A couple of rules changes may be in order for down the road: I’m thinking that the requirement that the events in question must have happened within the calendar year may be too restrictive—sometimes the events themselves barely make news; it’s the ensuing court case (for example) that brings an event to Curmie’s attention. Also, of course, anything that happens in the last couple of weeks of the year is likely to be overlooked while I’m hip deep in grading and then often (as this year) travelling for the holidays.

I think we need to divide the categories, too. For the second year in a row the Curmie has commemorated an egregious case of abuse by a teacher. Certainly such conduct is utterly unacceptable, and the perpetrators should never be allowed in a classroom again. But the Curmie isn’t for the most reprehensible conduct; it’s for the greatest embarrassment to the profession, and whereas I wouldn’t open up the award to a vote if I didn’t intend to abide by the outcome (hear that, PolitiFact?), I see far greater long-term damage done by other nominees, specifically administrators who had time to think about the consequences of their actions.

Umatilla High’s actions are outrageous because the victim of administrative cravenness and pomposity is not merely innocent, but in fact heroic. Stormy Rich, the girl at the center of the controversy, not only did the ethical thing by defending a fellow traveler (in more than one sense of the term) who was unable to defend herself, she made repeated attempts to get the administration to do their damned jobs and take appropriate action. It was only when they proved to be somewhere between negligent and slothful that she intervened.

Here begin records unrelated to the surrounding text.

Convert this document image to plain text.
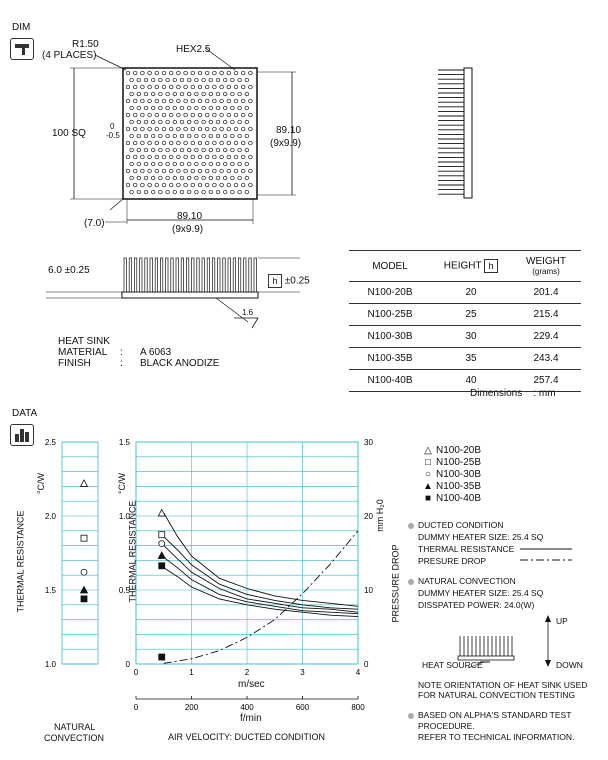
DIM
R1.50
(4 PLACES)
HEX2.5
100 SQ
0
-0.5	89.10
(9x9.9)
89.10
(9x9.9)
(7.0)
6.0 ±0.25
h ±0.25
1.6
HEAT SINK
MATERIAL : A 6063
FINISH	: BLACK ANODIZE
MODEL	HEIGHT h	WEIGHT
(grams)

N100-20B	20	201.4
N100-25B	25	215.4
N100-30B	30	229.4
N100-35B	35	243.4
N100-40B	40	257.4
Dimensions    : mm
DATA
1.0
1.5
2.0
2.5
0
0.5
1.0
1.5
0
10
20
30
0	1	2	3	4
0	200	400	600	800
NATURAL
CONVECTION	AIR VELOCITY: DUCTED CONDITION
m/sec
f/min
THERMAL RESISTANCE
°C/W
THERMAL RESISTANCE
°C/W
PRESSURE DROP
mm H₂0
△ N100-20B
□ N100-25B
○ N100-30B
▲ N100-35B
■ N100-40B
DUCTED CONDITION
DUMMY HEATER SIZE: 25.4 SQ
THERMAL RESISTANCE
PRESURE DROP
NATURAL CONVECTION
DUMMY HEATER SIZE: 25.4 SQ
DISSPATED POWER: 24.0(W)
UP
DOWN
HEAT SOURCE
NOTE ORIENTATION OF HEAT SINK USED
FOR NATURAL CONVECTION TESTING
BASED ON ALPHA'S STANDARD TEST
PROCEDURE.
REFER TO TECHNICAL INFORMATION.
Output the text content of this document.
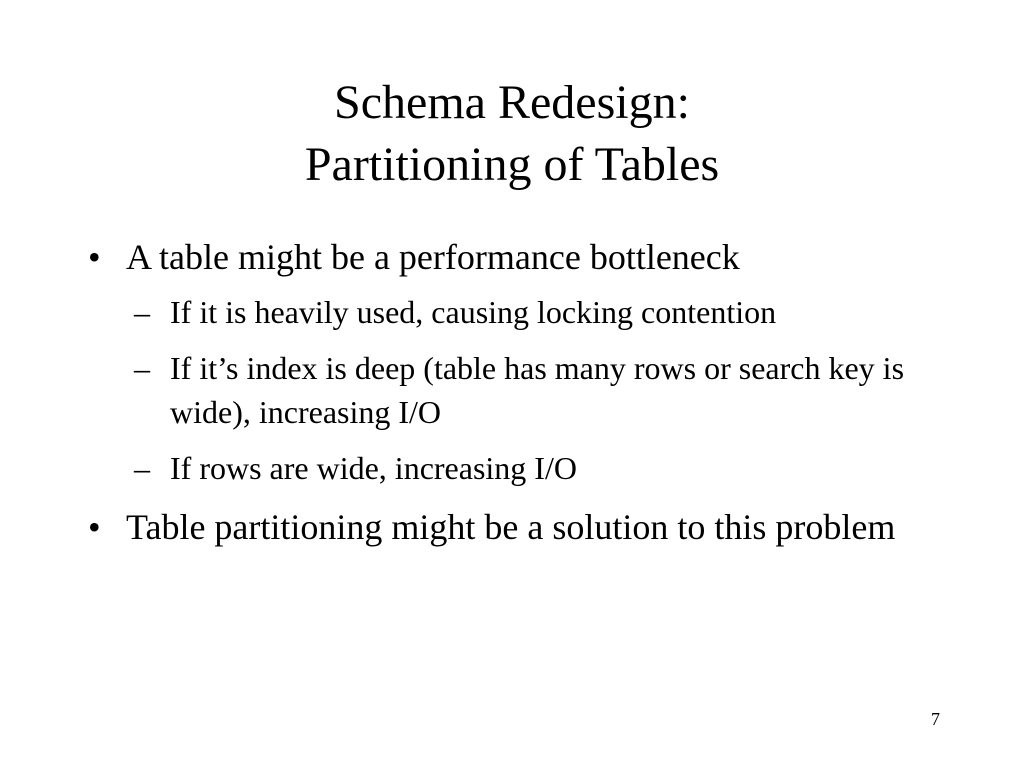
Schema Redesign:
Partitioning of Tables
• A table might be a performance bottleneck
– If it is heavily used, causing locking contention
– If it’s index is deep (table has many rows or search key is wide), increasing I/O
– If rows are wide, increasing I/O
• Table partitioning might be a solution to this problem
7
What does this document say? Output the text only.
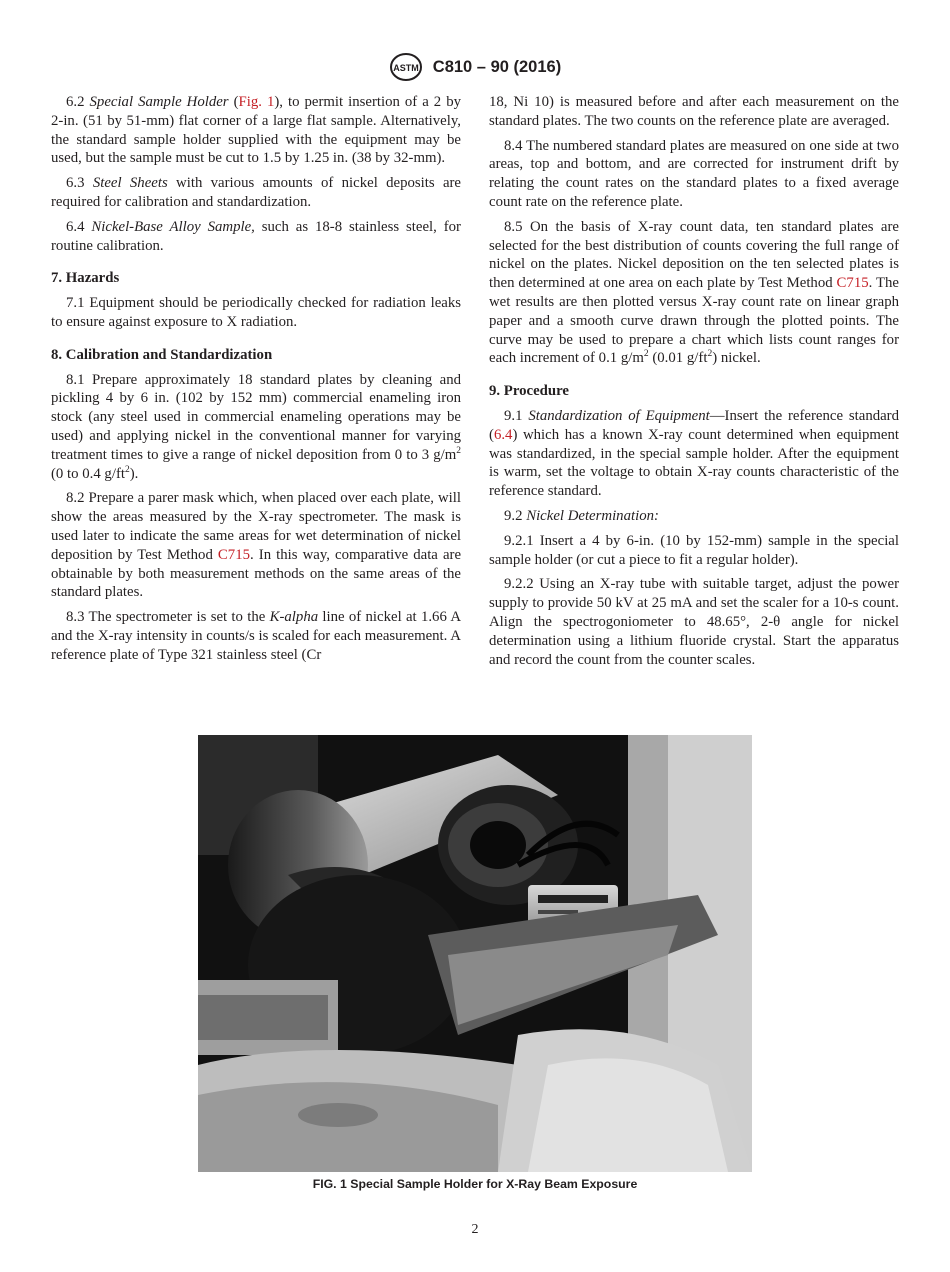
ASTM C810 – 90 (2016)

6.2 Special Sample Holder (Fig. 1), to permit insertion of a 2 by 2-in. (51 by 51-mm) flat corner of a large flat sample. Alternatively, the standard sample holder supplied with the equipment may be used, but the sample must be cut to 1.5 by 1.25 in. (38 by 32-mm).

6.3 Steel Sheets with various amounts of nickel deposits are required for calibration and standardization.

6.4 Nickel-Base Alloy Sample, such as 18-8 stainless steel, for routine calibration.

7. Hazards

7.1 Equipment should be periodically checked for radiation leaks to ensure against exposure to X radiation.

8. Calibration and Standardization

8.1 Prepare approximately 18 standard plates by cleaning and pickling 4 by 6 in. (102 by 152 mm) commercial enameling iron stock (any steel used in commercial enameling operations may be used) and applying nickel in the conventional manner for varying treatment times to give a range of nickel deposition from 0 to 3 $g/m^2$ (0 to 0.4 $g/ft^2$).

8.2 Prepare a parer mask which, when placed over each plate, will show the areas measured by the X-ray spectrometer. The mask is used later to indicate the same areas for wet determination of nickel deposition by Test Method C715. In this way, comparative data are obtainable by both measurement methods on the same areas of the standard plates.

8.3 The spectrometer is set to the K-alpha line of nickel at 1.66 A and the X-ray intensity in counts/s is scaled for each measurement. A reference plate of Type 321 stainless steel (Cr

18, Ni 10) is measured before and after each measurement on the standard plates. The two counts on the reference plate are averaged.

8.4 The numbered standard plates are measured on one side at two areas, top and bottom, and are corrected for instrument drift by relating the count rates on the standard plates to a fixed average count rate on the reference plate.

8.5 On the basis of X-ray count data, ten standard plates are selected for the best distribution of counts covering the full range of nickel on the plates. Nickel deposition on the ten selected plates is then determined at one area on each plate by Test Method C715. The wet results are then plotted versus X-ray count rate on linear graph paper and a smooth curve drawn through the plotted points. The curve may be used to prepare a chart which lists count ranges for each increment of 0.1 $g/m^2$ (0.01 $g/ft^2$) nickel.

9. Procedure

9.1 Standardization of Equipment—Insert the reference standard (6.4) which has a known X-ray count determined when equipment was standardized, in the special sample holder. After the equipment is warm, set the voltage to obtain X-ray counts characteristic of the reference standard.

9.2 Nickel Determination:

9.2.1 Insert a 4 by 6-in. (10 by 152-mm) sample in the special sample holder (or cut a piece to fit a regular holder).

9.2.2 Using an X-ray tube with suitable target, adjust the power supply to provide 50 kV at 25 mA and set the scaler for a 10-s count. Align the spectrogoniometer to 48.65°, 2-θ angle for nickel determination using a lithium fluoride crystal. Start the apparatus and record the count from the counter scales.

FIG. 1 Special Sample Holder for X-Ray Beam Exposure
2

The other cases all deal with schools’ over-reaching sense of authority: to demand access to a private Facebook account based on little more than caprice, to suspend students for (obviously) joking about “killing” a classmate in a private Facebook conversation that took place outside school hours and off campus, to track the whereabouts of every student at every moment, and to threaten dire consequences to those who will not willingly acquiesce. In short, there are a lot of school administrators out there who regard students as some sort of glorified lab rats whose every action, no matter how private, should be subject to their voyeuristic, Big Brotherly gaze.

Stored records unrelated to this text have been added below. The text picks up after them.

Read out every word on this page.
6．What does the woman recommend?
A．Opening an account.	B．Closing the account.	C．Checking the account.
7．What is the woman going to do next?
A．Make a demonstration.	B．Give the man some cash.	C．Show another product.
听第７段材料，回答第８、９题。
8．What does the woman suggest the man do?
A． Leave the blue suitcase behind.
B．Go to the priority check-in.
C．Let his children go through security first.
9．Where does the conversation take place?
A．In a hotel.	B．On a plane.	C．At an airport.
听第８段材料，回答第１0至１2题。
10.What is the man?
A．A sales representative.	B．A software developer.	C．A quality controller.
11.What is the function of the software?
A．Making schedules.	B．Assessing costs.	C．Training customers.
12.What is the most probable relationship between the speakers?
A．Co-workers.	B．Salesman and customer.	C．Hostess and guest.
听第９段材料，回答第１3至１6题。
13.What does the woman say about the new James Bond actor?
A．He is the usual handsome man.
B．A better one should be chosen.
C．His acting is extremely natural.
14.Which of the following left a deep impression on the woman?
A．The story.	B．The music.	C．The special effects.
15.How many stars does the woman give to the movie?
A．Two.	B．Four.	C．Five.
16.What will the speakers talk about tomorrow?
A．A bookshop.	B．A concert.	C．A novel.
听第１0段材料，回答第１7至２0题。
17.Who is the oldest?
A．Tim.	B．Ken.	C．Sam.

And that situation is going to get worse as schools increasingly rely on daft zero tolerance policies and are desperately chasing after increased numbers—numbers on standardized tests that do nothing to demonstrate real learning but make big money for corporations who contribute a lot of money to political campaigns; numbers of student butts in seats so attendance-based financial allocations can be sucked up; numbers of students “counseled,” thereby justifying pulling resources out of actual classroom instruction and channeling them into the rabbit warren of administration.

I detest “teachers” like Gomez and Rosi, and I respect the decision of the voters who put them at the top of the list of Curmie candidates. Still, they are aberrations, and no objective observer would think otherwise. They shock us because they are so palpably outside the mainstream. The folks at Northside, Griffith, and Highland shock us because we sense they’re a portent of things to come. There’s this gnawing feeling in the pit of my stomach that there will be more and more school districts who think it’s their job to control every aspect of their students’ lives: anything to avoid actually teaching them.

But I digress. This post is to celebrate Lillian Gomez and her well-deserved Curmie Award. I suggest the trophy be dipped in hot sauce and crammed down her throat.

1 comment:

Tommy Baseball said...

I like the idea of categories -- comparing the actions of a single teacher in a classroom to a massive systemic failure seems a little apples and oranges. Also this way we can "honor" more truly deserving people.